O nome do texto abaixo é a "Sombra de Príamo". Escrevi pensando no drama pessoal de um homem público, o político Sílvio Costa, que, diante das acusações de improbidade que recaíram sobre seu filho, foi a uma rádio e disparou verborragicamente contra tudo e contra todos, em uma clara atitude antipolítica, mas perfeitamente compreensível sob o signo da paternidade.
O que fará um pai pelo filho? Não pude responder esta questão ao longo de trinta e dois anos da minha vida. Apesar de ter em minha imaginação até então a amplitude do se doar para a descendência, logicamente não sentia na carne a possibilidade da anulação completa em nome de quem mais se ama. A maior prova de amor imposta pela divindade a um homem, nos relatos religiosos da tradição judaico-cristã, foi o sacrifício daquele que procede: o filho. E o mesmo filho seria sacrificado, posteriormente, pela divindade, fechando o ciclo do amor infinito.

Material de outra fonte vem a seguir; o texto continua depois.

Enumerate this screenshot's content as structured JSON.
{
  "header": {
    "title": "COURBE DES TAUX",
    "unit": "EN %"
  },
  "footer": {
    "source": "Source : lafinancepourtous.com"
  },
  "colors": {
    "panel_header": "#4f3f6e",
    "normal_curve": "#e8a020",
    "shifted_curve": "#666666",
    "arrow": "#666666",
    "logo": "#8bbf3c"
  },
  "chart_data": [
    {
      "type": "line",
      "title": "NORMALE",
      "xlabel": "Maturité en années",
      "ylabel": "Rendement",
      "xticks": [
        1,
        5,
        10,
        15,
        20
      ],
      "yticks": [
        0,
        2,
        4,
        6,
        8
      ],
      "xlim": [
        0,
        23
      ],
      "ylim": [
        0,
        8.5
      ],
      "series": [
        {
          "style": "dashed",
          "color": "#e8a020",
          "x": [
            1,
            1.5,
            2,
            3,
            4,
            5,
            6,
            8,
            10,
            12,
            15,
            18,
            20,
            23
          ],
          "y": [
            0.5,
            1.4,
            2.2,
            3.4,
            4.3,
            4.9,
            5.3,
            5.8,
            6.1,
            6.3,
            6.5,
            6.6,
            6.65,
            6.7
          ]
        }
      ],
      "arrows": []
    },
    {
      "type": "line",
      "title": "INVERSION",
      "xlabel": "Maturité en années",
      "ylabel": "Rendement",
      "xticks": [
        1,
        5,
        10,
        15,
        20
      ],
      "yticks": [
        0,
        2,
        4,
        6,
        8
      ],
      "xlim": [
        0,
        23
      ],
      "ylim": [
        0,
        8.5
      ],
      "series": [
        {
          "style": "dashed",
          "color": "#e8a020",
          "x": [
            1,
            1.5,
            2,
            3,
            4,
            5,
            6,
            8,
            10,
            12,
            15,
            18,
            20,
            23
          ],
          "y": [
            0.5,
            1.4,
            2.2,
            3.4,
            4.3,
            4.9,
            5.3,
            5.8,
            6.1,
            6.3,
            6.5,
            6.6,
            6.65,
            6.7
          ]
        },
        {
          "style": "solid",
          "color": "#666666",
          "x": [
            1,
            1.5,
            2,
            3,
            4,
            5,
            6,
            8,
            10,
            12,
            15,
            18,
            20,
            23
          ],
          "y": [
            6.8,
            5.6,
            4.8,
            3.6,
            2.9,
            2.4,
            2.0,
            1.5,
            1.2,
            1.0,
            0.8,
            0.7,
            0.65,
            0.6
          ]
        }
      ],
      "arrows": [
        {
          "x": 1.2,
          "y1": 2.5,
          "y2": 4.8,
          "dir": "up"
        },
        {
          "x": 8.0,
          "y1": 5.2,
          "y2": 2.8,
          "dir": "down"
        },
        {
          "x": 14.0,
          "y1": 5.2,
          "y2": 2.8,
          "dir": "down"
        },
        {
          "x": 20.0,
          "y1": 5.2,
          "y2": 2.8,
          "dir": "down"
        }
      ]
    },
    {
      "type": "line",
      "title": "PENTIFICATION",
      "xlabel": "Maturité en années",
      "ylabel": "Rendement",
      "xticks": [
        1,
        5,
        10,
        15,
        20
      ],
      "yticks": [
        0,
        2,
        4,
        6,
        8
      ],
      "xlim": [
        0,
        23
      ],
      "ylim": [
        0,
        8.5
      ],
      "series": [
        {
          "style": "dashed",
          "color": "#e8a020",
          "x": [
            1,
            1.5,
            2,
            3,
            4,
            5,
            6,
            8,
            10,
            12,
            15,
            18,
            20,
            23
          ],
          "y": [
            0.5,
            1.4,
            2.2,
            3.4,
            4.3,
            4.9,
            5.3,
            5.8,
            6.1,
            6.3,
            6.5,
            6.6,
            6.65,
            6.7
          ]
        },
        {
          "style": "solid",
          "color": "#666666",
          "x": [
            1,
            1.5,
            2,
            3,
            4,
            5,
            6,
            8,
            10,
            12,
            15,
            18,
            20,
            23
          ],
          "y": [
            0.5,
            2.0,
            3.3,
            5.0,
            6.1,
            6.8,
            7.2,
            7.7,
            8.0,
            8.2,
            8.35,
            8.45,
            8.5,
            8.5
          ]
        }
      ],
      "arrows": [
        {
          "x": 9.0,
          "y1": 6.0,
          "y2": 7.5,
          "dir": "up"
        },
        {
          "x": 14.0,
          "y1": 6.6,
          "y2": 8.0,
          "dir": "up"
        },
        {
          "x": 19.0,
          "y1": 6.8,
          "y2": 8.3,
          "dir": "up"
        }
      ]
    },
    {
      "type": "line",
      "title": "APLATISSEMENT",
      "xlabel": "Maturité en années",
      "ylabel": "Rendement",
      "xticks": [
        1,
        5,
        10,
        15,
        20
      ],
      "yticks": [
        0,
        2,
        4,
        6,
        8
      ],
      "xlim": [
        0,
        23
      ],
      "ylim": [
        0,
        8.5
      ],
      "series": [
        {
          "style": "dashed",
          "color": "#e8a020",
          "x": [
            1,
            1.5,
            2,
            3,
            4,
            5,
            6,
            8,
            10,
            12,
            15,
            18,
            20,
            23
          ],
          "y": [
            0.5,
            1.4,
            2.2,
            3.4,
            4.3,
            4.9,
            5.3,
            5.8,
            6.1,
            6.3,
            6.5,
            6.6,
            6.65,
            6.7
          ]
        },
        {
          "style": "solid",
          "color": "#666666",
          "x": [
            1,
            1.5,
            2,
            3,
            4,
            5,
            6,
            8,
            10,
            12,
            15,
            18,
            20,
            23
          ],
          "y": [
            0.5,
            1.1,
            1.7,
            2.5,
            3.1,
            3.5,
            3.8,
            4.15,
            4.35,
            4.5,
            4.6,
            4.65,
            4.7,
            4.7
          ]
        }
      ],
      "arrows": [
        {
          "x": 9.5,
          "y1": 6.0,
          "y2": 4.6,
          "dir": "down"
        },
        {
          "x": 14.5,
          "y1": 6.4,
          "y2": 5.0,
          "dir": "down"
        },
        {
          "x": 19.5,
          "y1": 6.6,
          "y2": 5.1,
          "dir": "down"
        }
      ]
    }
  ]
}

Para além da metafísica, só hoje acho que posso compreender o momento mais doloroso da Ilíada, quando Príamo vai a Aquiles reclamar o cadáver de Heitor que dorme insepulto, por capricho do vencedor da batalha. É no momento em que Príamo se ajoelha perante Aquiles, e beija sua mão, que se dá toda a anulação do pai por amor ao filho. No texto traduzido, o canto de Homero ficou assim: “Por teu bom pai de um velho te apiedes/ Mais infeliz do que ele, estou fazendo/ o que nunca mortal fez sobre a terra/Esta mão beijo que matou meus filhos”.
Com um beijo o rei deixa de existir para reclamar não o seu corpo morto, mas o de seu filho, porque ao passar pela morte de sua descendência não existirá coroa ou trono capaz de deixar o rei satisfeito. A Ilíada trata da cólera de Aquiles. Mas é a cólera disfarçada de submissão de Príamo que vence o orgulho do guerreiro. Cólera que o leva, desarmado, a adentrar na tenda do inimigo para mostrar a sua dor. E quem poderia julgar a atitude de Príamo? Quem tem a paternidade no peito sabe da cólera dormente que nos levaria a nossa própria anulação por amor ao nosso filho.
Por ele invadiríamos as rádios, romperíamos alianças, lançaríamos as lanças sobre quem estivesse na frente; beijaríamos a mão do assassino. Faríamos o sacrifício imenso do corpo físico ou do corpo político para resgatar o filho que dorme, justa ou injustamente, insepulto no coração do pai que tudo agüenta, tudo suporta. A despeito de toda política que envolveu a cólera do deputado Sílvio Costa, ao ver seu filho alvo de acusações envolvendo a Secretaria de Turismo do Estado, havia ali, no momento do seu desespero perante a imensa platéia que lhe ouvia, a sombra trágica de Príamo tentando resgatar o corpo filial enterrado por palavras. Só hoje, ao olhar o sono tranqüilo da minha filha, posso entender o beijo resignado do rei Príamo e a cólera paterna do político Sílvio Costa.